Why do I need to manage NAP settings on client computers?
NAP relies on both server and client components. To make the server components and client components work together, you must configure NAP settings on both the servers and the client computers.
The server components are responsible for validating the health of client computers and specifying which network resources are available to client computers.
The client components are responsible for compiling health status statements on client computers, maintaining a client computer's health state, and communicating a client computer's health state to the server components.
The NAP Client Configuration console helps you configure NAP user interface settings, NAP enforcement client settings, and Health Registration Authority (HRA) settings on your client computers. A NAP enforcement client is responsible for enforcing network access restrictions.
For most NAP scenarios, you need to configure NAP enforcement client settings only. Configuration of interface settings is optional, and you do not need to configure NAP health registration authority settings unless you deploy Internet Protocol security (IPsec)-based enforcement. By default, the built-in NAP enforcement clients are disabled. To enforce health policies on a client computer, you must enable at least one NAP enforcement client.
What can I do with NAP Client Configuration?
You can use the NAP Client Configuration console to perform the following tasks on your client computers:
Enable and disable NAP enforcement clients, including the built-in NAP enforcement clients that are provided with the NAP platform and any non-Microsoft NAP enforcement clients.
Configure branding text and graphics for the NAP user interface that appears on client computers.
Specify with which HRA servers you want client computers to communicate.
Specify the cryptographic mechanism that you want client computers to use when communicating with HRA servers.
In addition, you can use NAP Client Configuration to enable and disable NAP tracing, specify the level of detail you want to capture in a tracing log file, and import and export NAP client settings using an .xml-based configuration file.
When should I use NAP Client Configuration?
NAP Client Configuration is one of three tools you can use to configure NAP settings on your client computers. In addition to NAP Client Configuration, you can configure NAP settings on local client computers by using the Netsh commands for NAP client, or you can use the Group Policy Management Console (GPMC) to configure the NAP Client Configuration Group Policy settings. When you configure NAP client settings in Group Policy, these settings are automatically configured on NAP-capable domain member client computers when Group Policy is refreshed.
If you configure NAP client settings in Group Policy, any settings that are configured using the Netsh command-line tool for NAP client or the NAP Client Configuration Console will be ignored.
You should use NAP Client Configuration on a local computer when any of the following are true:
You want to use a graphical user interface to configure NAP settings on a local computer instead of using the Netsh commands for NAP client.

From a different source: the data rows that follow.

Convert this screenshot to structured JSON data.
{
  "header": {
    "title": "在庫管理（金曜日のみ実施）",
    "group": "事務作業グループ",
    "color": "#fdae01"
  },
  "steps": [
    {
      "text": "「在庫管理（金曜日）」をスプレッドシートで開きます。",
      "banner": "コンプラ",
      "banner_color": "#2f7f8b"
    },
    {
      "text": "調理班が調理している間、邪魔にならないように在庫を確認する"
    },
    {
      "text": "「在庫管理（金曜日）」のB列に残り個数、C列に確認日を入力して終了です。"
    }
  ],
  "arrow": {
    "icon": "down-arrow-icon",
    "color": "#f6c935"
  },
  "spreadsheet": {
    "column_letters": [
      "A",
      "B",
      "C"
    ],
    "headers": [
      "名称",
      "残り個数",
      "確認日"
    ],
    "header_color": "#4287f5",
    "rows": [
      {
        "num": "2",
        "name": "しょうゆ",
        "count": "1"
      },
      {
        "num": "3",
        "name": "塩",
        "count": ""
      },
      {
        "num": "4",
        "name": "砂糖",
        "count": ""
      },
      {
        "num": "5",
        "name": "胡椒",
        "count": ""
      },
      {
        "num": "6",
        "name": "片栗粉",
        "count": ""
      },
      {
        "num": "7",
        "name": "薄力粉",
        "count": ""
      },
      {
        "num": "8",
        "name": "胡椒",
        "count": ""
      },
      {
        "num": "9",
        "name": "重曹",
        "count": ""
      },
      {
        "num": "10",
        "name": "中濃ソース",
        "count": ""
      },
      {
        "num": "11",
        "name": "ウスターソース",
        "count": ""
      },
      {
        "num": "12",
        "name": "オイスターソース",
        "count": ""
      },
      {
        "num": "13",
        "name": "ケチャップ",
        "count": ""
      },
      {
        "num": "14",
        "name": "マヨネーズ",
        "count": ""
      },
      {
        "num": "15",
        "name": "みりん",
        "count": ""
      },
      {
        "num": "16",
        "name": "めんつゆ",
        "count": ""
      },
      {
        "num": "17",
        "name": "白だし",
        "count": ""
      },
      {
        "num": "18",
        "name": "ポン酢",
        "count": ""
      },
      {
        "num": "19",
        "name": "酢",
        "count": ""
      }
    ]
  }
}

Your organization uses Group Policy to manage domain member client computers and you want to create an .xml configuration file that you can use to configure the NAP Group Policy settings.
You have a small number of computers that require custom configuration settings and you want to configure each computer individually.

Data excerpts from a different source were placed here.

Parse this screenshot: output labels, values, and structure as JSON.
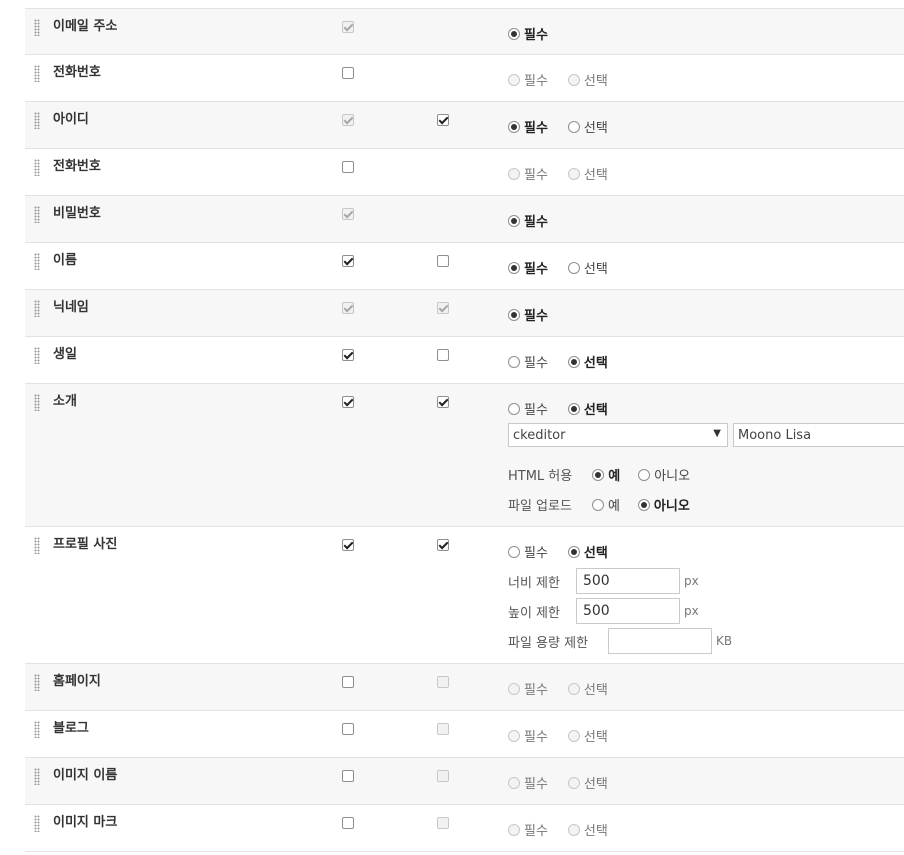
{
  "fields": [
    {
      "label": "이메일 주소",
      "cb1": {
        "checked": true,
        "disabled": true
      },
      "cb2": null,
      "radios": [
        {
          "label": "필수",
          "checked": true,
          "disabled": false
        }
      ]
    },
    {
      "label": "전화번호",
      "cb1": {
        "checked": false,
        "disabled": false
      },
      "cb2": null,
      "radios": [
        {
          "label": "필수",
          "checked": false,
          "disabled": true
        },
        {
          "label": "선택",
          "checked": false,
          "disabled": true
        }
      ]
    },
    {
      "label": "아이디",
      "cb1": {
        "checked": true,
        "disabled": true
      },
      "cb2": {
        "checked": true,
        "disabled": false
      },
      "radios": [
        {
          "label": "필수",
          "checked": true,
          "disabled": false
        },
        {
          "label": "선택",
          "checked": false,
          "disabled": false
        }
      ]
    },
    {
      "label": "전화번호",
      "cb1": {
        "checked": false,
        "disabled": false
      },
      "cb2": null,
      "radios": [
        {
          "label": "필수",
          "checked": false,
          "disabled": true
        },
        {
          "label": "선택",
          "checked": false,
          "disabled": true
        }
      ]
    },
    {
      "label": "비밀번호",
      "cb1": {
        "checked": true,
        "disabled": true
      },
      "cb2": null,
      "radios": [
        {
          "label": "필수",
          "checked": true,
          "disabled": false
        }
      ]
    },
    {
      "label": "이름",
      "cb1": {
        "checked": true,
        "disabled": false
      },
      "cb2": {
        "checked": false,
        "disabled": false
      },
      "radios": [
        {
          "label": "필수",
          "checked": true,
          "disabled": false
        },
        {
          "label": "선택",
          "checked": false,
          "disabled": false
        }
      ]
    },
    {
      "label": "닉네임",
      "cb1": {
        "checked": true,
        "disabled": true
      },
      "cb2": {
        "checked": true,
        "disabled": true
      },
      "radios": [
        {
          "label": "필수",
          "checked": true,
          "disabled": false
        }
      ]
    },
    {
      "label": "생일",
      "cb1": {
        "checked": true,
        "disabled": false
      },
      "cb2": {
        "checked": false,
        "disabled": false
      },
      "radios": [
        {
          "label": "필수",
          "checked": false,
          "disabled": false
        },
        {
          "label": "선택",
          "checked": true,
          "disabled": false
        }
      ]
    },
    {
      "label": "소개",
      "cb1": {
        "checked": true,
        "disabled": false
      },
      "cb2": {
        "checked": true,
        "disabled": false
      },
      "radios": [
        {
          "label": "필수",
          "checked": false,
          "disabled": false
        },
        {
          "label": "선택",
          "checked": true,
          "disabled": false
        }
      ],
      "editor": {
        "select_value": "ckeditor",
        "skin_value": "Moono Lisa",
        "html_allow_label": "HTML 허용",
        "html_allow_options": [
          {
            "label": "예",
            "checked": true
          },
          {
            "label": "아니오",
            "checked": false
          }
        ],
        "upload_label": "파일 업로드",
        "upload_options": [
          {
            "label": "예",
            "checked": false
          },
          {
            "label": "아니오",
            "checked": true
          }
        ]
      }
    },
    {
      "label": "프로필 사진",
      "cb1": {
        "checked": true,
        "disabled": false
      },
      "cb2": {
        "checked": true,
        "disabled": false
      },
      "radios": [
        {
          "label": "필수",
          "checked": false,
          "disabled": false
        },
        {
          "label": "선택",
          "checked": true,
          "disabled": false
        }
      ],
      "image": {
        "width_label": "너비 제한",
        "width_value": "500",
        "width_unit": "px",
        "height_label": "높이 제한",
        "height_value": "500",
        "height_unit": "px",
        "size_label": "파일 용량 제한",
        "size_value": "",
        "size_unit": "KB"
      }
    },
    {
      "label": "홈페이지",
      "cb1": {
        "checked": false,
        "disabled": false
      },
      "cb2": {
        "checked": false,
        "disabled": true
      },
      "radios": [
        {
          "label": "필수",
          "checked": false,
          "disabled": true
        },
        {
          "label": "선택",
          "checked": false,
          "disabled": true
        }
      ]
    },
    {
      "label": "블로그",
      "cb1": {
        "checked": false,
        "disabled": false
      },
      "cb2": {
        "checked": false,
        "disabled": true
      },
      "radios": [
        {
          "label": "필수",
          "checked": false,
          "disabled": true
        },
        {
          "label": "선택",
          "checked": false,
          "disabled": true
        }
      ]
    },
    {
      "label": "이미지 이름",
      "cb1": {
        "checked": false,
        "disabled": false
      },
      "cb2": {
        "checked": false,
        "disabled": true
      },
      "radios": [
        {
          "label": "필수",
          "checked": false,
          "disabled": true
        },
        {
          "label": "선택",
          "checked": false,
          "disabled": true
        }
      ]
    },
    {
      "label": "이미지 마크",
      "cb1": {
        "checked": false,
        "disabled": false
      },
      "cb2": {
        "checked": false,
        "disabled": true
      },
      "radios": [
        {
          "label": "필수",
          "checked": false,
          "disabled": true
        },
        {
          "label": "선택",
          "checked": false,
          "disabled": true
        }
      ]
    }
  ]
}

You want to configure all of your client computers in exactly the same way, but you cannot automate or manage the configuration process by using scripts or Group Policy.
You should use NAP Client Configuration through Group Policy when your organization uses Group Policy to manage client computers and you want NAP Group Policy settings applied to client computers when Group Policy settings are applied.
NAP Client Configuration can be used to configure NAP-capable computers only. A computer is NAP-capable if it has the NAP components installed and it can verify its health by creating a statement of health (SoH). Computers running Windows® 7, Windows Vista®, Windows XP Service Pack 3 (SP3), Windows Server® 2008, and Windows Server® 2008 R2 are NAP-capable. You cannot use NAP Client Configuration to manage computers that are not NAP-capable.
You cannot use NAP Client Configuration to configure NAP settings on a remote computer. NAP Client Configuration can be used only to configure NAP settings on a local computer or to create an .xml configuration file on a local computer.